While there is no shortage of technical or academic expertise today in Nova Scotia, it is unclear whether the province will be able to attract enough youth into the ICT sector to enable continued growth. ICT is a word that has traditionally been associated with programming and other hardcore technology jobs. Organizations like ITANS are now looking to use language like "digital media" more often when referring
to the ICT sector in Nova Scotia. After all, it's a term that youth tend to be more accustomed to and that conjures up notions of blogs, YouTube, Facebook, iPods, and video games, which could potentially be more effective at attracting youth into the industry.

The increasing number of large enterprises setting up operations in Nova Scotia should also help provide the type of job openings that would attract youth into the sector, stimulate innovation, and provide greater visibility for Nova Scotia. Organizations that have chosen Nova Scotia as a location to expand their operations include CGI, RIM, and Keane, to name a few. These companies are fueling growth in Atlantic Canada, which could lead to spin-offs as the knowledge that employees develop at those organizations is later applied to other business opportunities and startups.

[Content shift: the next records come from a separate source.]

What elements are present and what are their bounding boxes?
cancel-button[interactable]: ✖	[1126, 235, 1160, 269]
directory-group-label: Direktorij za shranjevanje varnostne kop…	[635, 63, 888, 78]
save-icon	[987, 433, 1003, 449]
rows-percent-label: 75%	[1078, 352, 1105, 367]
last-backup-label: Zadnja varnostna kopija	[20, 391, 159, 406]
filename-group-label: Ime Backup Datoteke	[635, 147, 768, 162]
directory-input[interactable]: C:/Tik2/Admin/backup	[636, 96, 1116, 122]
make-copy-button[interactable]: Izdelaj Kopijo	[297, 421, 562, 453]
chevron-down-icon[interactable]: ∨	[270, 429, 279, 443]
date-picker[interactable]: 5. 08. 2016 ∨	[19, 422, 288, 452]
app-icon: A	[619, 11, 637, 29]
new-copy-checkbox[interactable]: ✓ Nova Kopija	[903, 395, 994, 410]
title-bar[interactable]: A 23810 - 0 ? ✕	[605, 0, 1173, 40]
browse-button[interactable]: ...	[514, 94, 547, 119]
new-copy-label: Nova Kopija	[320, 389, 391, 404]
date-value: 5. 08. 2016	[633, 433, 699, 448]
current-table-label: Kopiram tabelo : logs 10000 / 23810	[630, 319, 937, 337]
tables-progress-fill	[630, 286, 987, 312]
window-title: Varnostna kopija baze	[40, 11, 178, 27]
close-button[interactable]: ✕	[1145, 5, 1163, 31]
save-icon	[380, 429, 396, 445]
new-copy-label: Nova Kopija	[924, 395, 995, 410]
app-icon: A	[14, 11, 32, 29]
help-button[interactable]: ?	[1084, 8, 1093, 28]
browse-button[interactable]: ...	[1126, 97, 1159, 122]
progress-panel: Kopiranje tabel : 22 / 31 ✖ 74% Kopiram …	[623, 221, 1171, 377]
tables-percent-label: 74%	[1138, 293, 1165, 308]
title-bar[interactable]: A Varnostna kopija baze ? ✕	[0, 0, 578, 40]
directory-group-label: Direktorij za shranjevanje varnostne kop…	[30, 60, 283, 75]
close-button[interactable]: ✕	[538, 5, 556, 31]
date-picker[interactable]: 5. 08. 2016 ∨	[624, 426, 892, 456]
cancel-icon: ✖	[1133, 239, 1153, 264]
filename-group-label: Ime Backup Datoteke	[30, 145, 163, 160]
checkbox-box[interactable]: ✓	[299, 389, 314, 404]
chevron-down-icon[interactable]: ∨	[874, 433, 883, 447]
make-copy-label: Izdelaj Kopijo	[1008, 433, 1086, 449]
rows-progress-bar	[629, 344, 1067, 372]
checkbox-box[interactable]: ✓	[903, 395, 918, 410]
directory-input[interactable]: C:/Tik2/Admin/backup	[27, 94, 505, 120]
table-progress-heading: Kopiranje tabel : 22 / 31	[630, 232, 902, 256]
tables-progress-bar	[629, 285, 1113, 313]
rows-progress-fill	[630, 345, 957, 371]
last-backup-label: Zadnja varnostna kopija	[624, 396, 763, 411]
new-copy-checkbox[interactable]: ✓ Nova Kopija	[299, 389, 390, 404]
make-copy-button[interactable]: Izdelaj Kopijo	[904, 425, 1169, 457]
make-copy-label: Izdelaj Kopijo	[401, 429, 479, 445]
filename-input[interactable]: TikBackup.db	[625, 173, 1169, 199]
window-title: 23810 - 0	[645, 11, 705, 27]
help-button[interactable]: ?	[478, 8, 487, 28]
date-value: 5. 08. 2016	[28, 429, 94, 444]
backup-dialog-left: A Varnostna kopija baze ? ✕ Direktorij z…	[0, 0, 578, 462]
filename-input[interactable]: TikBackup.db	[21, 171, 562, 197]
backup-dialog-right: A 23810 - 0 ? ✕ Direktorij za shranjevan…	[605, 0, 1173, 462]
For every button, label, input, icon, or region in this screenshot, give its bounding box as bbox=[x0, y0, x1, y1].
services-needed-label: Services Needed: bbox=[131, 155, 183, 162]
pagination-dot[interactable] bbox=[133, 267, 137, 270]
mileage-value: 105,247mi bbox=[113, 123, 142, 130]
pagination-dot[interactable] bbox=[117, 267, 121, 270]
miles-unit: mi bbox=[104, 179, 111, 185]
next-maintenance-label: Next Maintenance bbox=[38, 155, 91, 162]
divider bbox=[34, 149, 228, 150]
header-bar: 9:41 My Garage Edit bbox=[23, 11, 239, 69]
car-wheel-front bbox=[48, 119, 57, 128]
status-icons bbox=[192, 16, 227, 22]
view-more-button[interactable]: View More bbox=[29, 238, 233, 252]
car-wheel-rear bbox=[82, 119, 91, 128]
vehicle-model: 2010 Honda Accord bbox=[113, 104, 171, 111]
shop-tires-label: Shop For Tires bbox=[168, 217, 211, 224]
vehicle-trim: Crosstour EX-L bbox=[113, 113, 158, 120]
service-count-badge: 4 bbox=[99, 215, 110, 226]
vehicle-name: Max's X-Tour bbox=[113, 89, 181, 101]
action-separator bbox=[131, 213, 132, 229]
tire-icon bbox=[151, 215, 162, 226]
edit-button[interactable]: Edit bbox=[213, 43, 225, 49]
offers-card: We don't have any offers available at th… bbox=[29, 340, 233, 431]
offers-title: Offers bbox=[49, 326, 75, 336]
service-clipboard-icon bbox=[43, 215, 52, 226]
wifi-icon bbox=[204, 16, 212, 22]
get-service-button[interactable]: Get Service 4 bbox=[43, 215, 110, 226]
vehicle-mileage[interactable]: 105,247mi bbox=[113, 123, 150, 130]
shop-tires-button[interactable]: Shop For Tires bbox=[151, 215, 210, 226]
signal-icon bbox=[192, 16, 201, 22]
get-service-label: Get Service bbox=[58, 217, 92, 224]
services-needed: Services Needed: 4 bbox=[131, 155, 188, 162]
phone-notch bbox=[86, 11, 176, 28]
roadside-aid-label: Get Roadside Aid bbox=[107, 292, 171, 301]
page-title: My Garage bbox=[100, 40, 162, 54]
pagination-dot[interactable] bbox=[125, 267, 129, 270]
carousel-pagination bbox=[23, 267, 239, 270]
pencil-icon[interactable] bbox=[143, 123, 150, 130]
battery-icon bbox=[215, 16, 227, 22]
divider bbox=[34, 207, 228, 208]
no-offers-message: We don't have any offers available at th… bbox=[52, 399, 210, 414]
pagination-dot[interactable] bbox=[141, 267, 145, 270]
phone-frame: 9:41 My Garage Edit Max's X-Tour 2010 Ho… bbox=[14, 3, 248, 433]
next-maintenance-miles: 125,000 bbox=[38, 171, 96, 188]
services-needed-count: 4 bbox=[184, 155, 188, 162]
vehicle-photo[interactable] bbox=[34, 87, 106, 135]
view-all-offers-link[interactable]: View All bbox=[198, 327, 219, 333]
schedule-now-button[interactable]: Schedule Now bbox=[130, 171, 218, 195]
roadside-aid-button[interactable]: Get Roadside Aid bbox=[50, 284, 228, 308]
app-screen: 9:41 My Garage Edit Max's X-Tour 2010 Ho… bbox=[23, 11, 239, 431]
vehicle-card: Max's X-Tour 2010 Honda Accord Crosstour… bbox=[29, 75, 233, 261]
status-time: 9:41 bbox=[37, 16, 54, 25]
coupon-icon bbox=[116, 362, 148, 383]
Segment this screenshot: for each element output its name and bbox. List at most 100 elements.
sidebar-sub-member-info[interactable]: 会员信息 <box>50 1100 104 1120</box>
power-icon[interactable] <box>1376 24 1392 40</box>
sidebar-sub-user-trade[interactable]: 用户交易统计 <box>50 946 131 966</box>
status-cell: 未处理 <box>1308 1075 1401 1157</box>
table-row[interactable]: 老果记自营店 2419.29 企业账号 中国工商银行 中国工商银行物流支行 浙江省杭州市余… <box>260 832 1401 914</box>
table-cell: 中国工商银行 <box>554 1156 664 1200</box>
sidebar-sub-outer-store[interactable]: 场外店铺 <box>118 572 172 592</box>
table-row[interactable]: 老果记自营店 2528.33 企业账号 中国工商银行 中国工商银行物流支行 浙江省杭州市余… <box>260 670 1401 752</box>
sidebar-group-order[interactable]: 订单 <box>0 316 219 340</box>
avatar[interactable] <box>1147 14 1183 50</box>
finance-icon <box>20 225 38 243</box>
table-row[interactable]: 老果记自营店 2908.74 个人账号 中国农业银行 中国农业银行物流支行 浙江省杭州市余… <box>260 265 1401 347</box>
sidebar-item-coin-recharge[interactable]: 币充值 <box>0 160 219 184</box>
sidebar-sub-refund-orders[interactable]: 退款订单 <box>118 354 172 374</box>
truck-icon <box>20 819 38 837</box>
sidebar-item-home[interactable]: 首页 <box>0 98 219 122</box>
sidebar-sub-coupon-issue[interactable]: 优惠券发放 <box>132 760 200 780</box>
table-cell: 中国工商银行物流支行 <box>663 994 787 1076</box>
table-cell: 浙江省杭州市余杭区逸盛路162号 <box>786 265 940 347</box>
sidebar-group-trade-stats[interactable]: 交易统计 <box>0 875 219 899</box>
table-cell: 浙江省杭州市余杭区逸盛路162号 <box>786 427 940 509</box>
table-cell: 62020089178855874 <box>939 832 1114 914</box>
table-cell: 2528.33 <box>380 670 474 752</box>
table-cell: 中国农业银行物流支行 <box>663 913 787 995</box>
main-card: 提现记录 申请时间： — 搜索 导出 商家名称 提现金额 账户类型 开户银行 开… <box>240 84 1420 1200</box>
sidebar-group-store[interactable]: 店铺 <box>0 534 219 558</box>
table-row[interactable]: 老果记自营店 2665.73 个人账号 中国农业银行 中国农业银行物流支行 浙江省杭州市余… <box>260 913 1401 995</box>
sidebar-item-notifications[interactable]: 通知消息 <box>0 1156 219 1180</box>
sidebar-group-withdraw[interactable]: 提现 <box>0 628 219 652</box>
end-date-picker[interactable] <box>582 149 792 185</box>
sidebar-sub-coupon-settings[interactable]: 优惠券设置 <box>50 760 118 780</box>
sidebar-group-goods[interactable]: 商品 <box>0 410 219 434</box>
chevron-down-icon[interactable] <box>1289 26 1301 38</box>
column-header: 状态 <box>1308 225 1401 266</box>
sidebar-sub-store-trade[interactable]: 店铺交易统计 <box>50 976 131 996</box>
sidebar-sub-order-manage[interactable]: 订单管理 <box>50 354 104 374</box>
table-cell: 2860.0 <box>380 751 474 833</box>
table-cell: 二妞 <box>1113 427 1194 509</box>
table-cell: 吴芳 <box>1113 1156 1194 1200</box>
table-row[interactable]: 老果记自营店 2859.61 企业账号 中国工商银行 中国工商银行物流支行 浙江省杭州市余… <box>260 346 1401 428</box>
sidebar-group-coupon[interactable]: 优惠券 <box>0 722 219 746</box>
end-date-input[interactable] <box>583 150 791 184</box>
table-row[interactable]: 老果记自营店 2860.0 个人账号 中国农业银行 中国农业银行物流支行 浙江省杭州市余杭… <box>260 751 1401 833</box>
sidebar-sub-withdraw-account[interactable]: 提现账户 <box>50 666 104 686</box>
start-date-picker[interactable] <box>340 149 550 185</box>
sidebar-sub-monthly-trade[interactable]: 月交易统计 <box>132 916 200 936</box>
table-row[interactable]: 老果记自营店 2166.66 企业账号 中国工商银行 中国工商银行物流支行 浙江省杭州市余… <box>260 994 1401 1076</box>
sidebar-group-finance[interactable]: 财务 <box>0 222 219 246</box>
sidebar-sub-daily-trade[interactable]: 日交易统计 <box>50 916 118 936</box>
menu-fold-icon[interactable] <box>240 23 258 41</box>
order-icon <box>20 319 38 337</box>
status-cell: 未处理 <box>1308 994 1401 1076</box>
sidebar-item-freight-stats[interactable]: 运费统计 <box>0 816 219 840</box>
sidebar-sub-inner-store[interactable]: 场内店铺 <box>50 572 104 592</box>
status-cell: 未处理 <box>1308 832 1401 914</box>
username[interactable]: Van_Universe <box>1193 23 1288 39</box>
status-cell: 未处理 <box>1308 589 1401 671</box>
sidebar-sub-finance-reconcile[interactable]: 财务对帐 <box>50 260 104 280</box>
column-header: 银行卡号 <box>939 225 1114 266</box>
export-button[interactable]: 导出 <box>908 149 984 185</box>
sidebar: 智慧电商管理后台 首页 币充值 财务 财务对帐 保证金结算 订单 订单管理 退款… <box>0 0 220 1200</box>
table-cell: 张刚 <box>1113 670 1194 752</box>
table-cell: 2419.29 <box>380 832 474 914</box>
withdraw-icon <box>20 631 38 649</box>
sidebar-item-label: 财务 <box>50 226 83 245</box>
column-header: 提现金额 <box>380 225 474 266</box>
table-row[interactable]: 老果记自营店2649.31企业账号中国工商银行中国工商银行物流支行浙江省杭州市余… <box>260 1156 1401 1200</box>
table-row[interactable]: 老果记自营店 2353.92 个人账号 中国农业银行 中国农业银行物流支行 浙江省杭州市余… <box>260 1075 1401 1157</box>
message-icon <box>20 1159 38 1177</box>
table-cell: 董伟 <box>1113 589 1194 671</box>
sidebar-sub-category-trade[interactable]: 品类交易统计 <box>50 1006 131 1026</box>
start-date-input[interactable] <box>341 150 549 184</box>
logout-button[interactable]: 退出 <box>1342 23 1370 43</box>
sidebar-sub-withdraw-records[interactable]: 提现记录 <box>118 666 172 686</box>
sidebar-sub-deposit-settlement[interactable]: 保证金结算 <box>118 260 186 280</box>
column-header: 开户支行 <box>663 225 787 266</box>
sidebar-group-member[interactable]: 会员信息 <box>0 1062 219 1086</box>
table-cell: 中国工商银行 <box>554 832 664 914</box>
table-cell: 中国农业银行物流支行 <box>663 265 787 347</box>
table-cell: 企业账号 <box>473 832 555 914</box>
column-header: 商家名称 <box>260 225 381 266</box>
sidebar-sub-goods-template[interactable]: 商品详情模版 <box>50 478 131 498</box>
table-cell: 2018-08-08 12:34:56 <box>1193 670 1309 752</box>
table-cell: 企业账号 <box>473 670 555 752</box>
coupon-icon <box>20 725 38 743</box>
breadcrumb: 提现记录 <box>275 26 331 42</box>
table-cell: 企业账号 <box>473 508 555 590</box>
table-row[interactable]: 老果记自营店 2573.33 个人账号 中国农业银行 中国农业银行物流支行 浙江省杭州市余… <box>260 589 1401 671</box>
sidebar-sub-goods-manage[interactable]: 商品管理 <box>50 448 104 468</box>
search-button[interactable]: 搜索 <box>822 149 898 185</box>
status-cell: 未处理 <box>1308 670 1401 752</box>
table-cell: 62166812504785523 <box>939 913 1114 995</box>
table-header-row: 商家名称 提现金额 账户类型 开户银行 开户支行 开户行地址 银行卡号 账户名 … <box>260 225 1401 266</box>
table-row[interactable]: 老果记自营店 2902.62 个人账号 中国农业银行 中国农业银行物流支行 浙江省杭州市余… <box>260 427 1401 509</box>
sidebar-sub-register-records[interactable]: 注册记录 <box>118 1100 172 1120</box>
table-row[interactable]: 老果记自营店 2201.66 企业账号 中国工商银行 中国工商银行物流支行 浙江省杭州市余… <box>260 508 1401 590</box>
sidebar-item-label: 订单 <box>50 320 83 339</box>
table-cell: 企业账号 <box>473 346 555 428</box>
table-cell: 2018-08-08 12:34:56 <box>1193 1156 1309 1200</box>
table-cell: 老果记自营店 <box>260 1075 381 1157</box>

For those who are attracted to the industry, there are organizations and local events that can help them grow their ideas. Innovacorp's I-3 Technology Startup Competition is open to any startup in Nova Scotia,and awards up to $100,000 in seed investment and services to five winners. There are also Techsocials, ITANS' Techlounge, ACOA's Export2Eurpoe trade mission, Biotech & Beer, and other local events that can provide critical networking opportunities.

Still, many of these local activities, industry initiatives and startups are unknown to those outside of Atlantic Canada. Investors and professional service providers are eager to find out what's happening on the East Coast, but are unsure where to look — anything east of Quebec seems to be a bit of a mystery. This speaks to one of the core challenges echoed by many in the ICT sector in Atlantic Canada — the lack of visibility and marketing among startups. Nova Scotia and the other eastern provinces are good at building their businesses within Atlantic Canada via word of mouth, but have a hard time expanding their reach any further. A lack of seasoned business experience is a key factor. Many companies have a hard time attracting key leaders with the business acumen, connections, and ability to raise funding that is needed to grow a company on a national or global scale.

Lack of VC funding is a concern in Nova Scotia, but one that most startups across Canada are faced with. Atlantic Canada does have some innovative government funding programs that can help emerging companies. The Atlantic Innovation Fund (AIF) provides funding to local companies, and attracts startups from other parts of the country to set up research and development in Atlantic Canada. Launched in 2001, AIF has provided over half a billion dollars to over 200 companies, but there are many more promising startups that need funding to grow.

Even though Nova Scotia's tech sector may be somewhat of a hidden gem today, the province and the organizations there appear to be working hard to help the ICT sector shine brighter. Watch out Canada — Nova Scotia's got talent, and if the companies there play their cards right, you could be hearing a lot more about them very soon.